Omali Yeshitela, 82, Penny Hess, 78, Jesse Nevel, 34, and Augustus Romain Jr., 38, face maximum sentences of five years in prison, the department said in a statement. A date has not yet been set for sentencing.
A jury in Tampa, Florida found them not guilty of the more serious charge of acting as agents of a foreign government.
Yeshitela is the founder of the African People's Socialist Party (APSP) and Uhuru Movement. Hess and Nevel are white allies of the groups. Romain is the leader of a Georgia-based spinoff known as Black Hammer.
According to prosecutors, the four carried out a number of actions in the United States between 2015 and 2022 on behalf of the Russian government and received money and support from Aleksandr Ionov, president of the Moscow-based group Anti-Globalization Movement of Russia.

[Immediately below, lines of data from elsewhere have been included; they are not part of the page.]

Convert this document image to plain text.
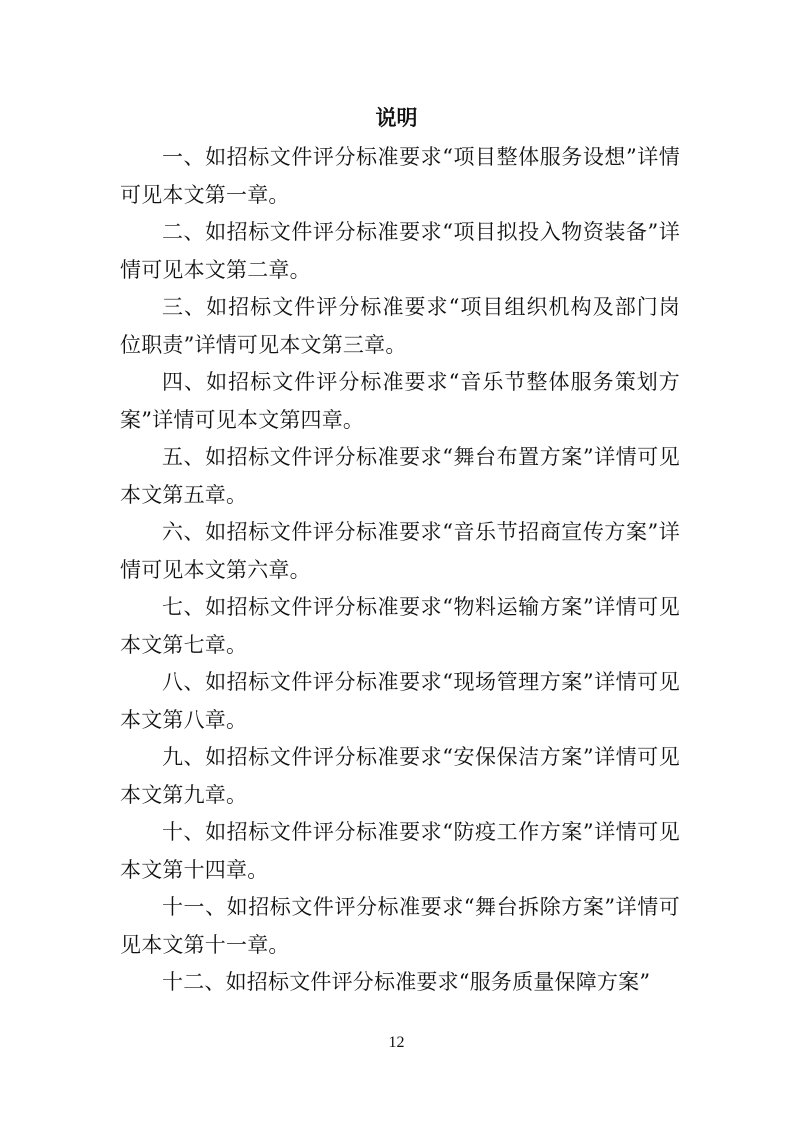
说明

一、如招标文件评分标准要求“项目整体服务设想”详情可见本文第一章。

二、如招标文件评分标准要求“项目拟投入物资装备”详情可见本文第二章。

三、如招标文件评分标准要求“项目组织机构及部门岗位职责”详情可见本文第三章。

四、如招标文件评分标准要求“音乐节整体服务策划方案”详情可见本文第四章。

五、如招标文件评分标准要求“舞台布置方案”详情可见本文第五章。

六、如招标文件评分标准要求“音乐节招商宣传方案”详情可见本文第六章。

七、如招标文件评分标准要求“物料运输方案”详情可见本文第七章。

八、如招标文件评分标准要求“现场管理方案”详情可见本文第八章。

九、如招标文件评分标准要求“安保保洁方案”详情可见本文第九章。

十、如招标文件评分标准要求“防疫工作方案”详情可见本文第十四章。

十一、如招标文件评分标准要求“舞台拆除方案”详情可见本文第十一章。

十二、如招标文件评分标准要求“服务质量保障方案”

12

Ionov used the APSP, Uhuru Movement and Black Hammer to promote Russian views on politics, the Ukraine war and other issues, they said.

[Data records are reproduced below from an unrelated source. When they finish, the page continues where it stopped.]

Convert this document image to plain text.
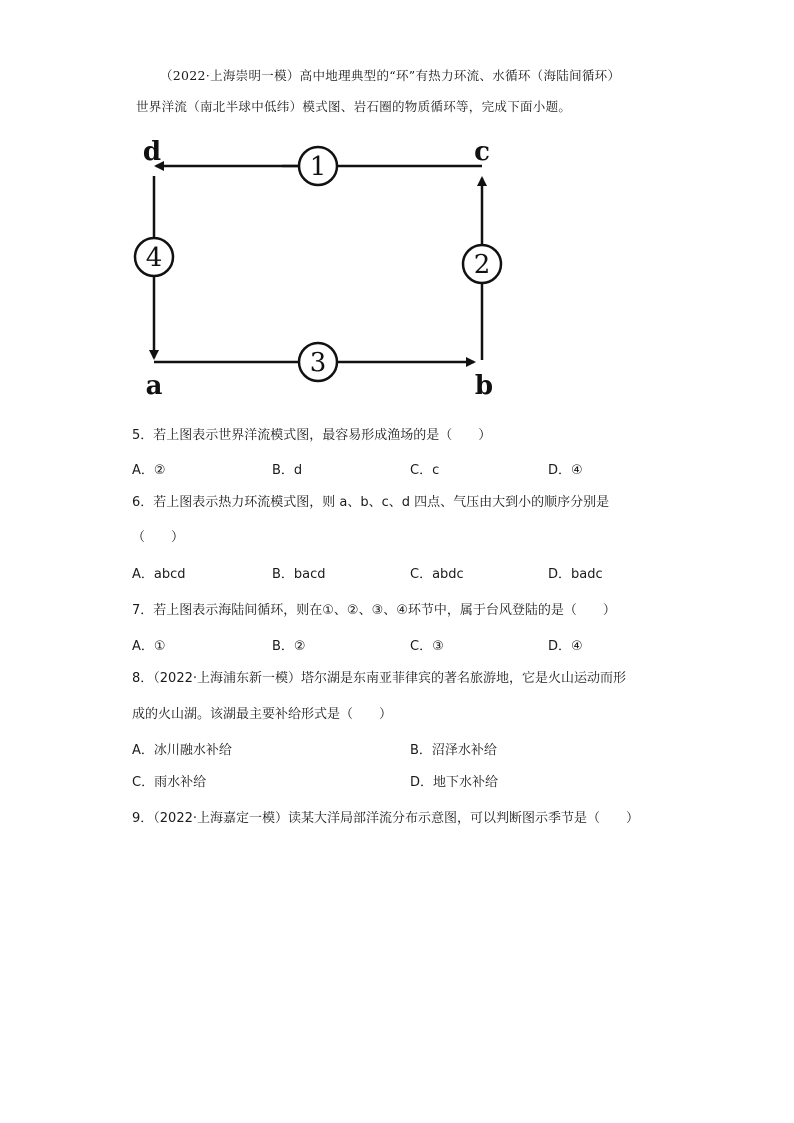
（2022·上海崇明一模）高中地理典型的“环”有热力环流、水循环（海陆间循环）
世界洋流（南北半球中低纬）模式图、岩石圈的物质循环等，完成下面小题。
1
2
3
4
d	c
a	b
5．若上图表示世界洋流模式图，最容易形成渔场的是（　　）
A．②	B．d	C．c	D．④
6．若上图表示热力环流模式图，则 a、b、c、d 四点、气压由大到小的顺序分别是
（　　）
A．abcd	B．bacd	C．abdc	D．badc
7．若上图表示海陆间循环，则在①、②、③、④环节中，属于台风登陆的是（　　）
A．①	B．②	C．③	D．④
8．（2022·上海浦东新一模）塔尔湖是东南亚菲律宾的著名旅游地，它是火山运动而形
成的火山湖。该湖最主要补给形式是（　　）
A．冰川融水补给	B．沼泽水补给
C．雨水补给	D．地下水补给
9．（2022·上海嘉定一模）读某大洋局部洋流分布示意图，可以判断图示季节是（　　）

"Ionov's influence efforts were directed and supervised" by Russia's Federal Security Service (FSB), the country's intelligence agency, the Justice Department said.
Ionov and two alleged FSB agents -- Aleksey Borisovich Sukhodolov and Yegor Sergeyevich Popov -- have also been indicted in the United States in connection with the case but are not under arrest.
The Justice Department said the Americans all knew Ionov worked for the Russian government.
Among the actions cited by prosecutors was the drafting by APSP in 2015 of a petition to the United Nations accusing the United States of committing genocide against African people.
Ionov also allegedly sought to influence the 2017 mayoral election in St Petersburg, Florida, in which Nevel unsuccessfully ran for office.
Leonard Goodman, an attorney for Hess, told the Tampa Bay Times that the four were prosecuted to censor their pro-Russian views.
"This case has always been about free speech," Goodman said.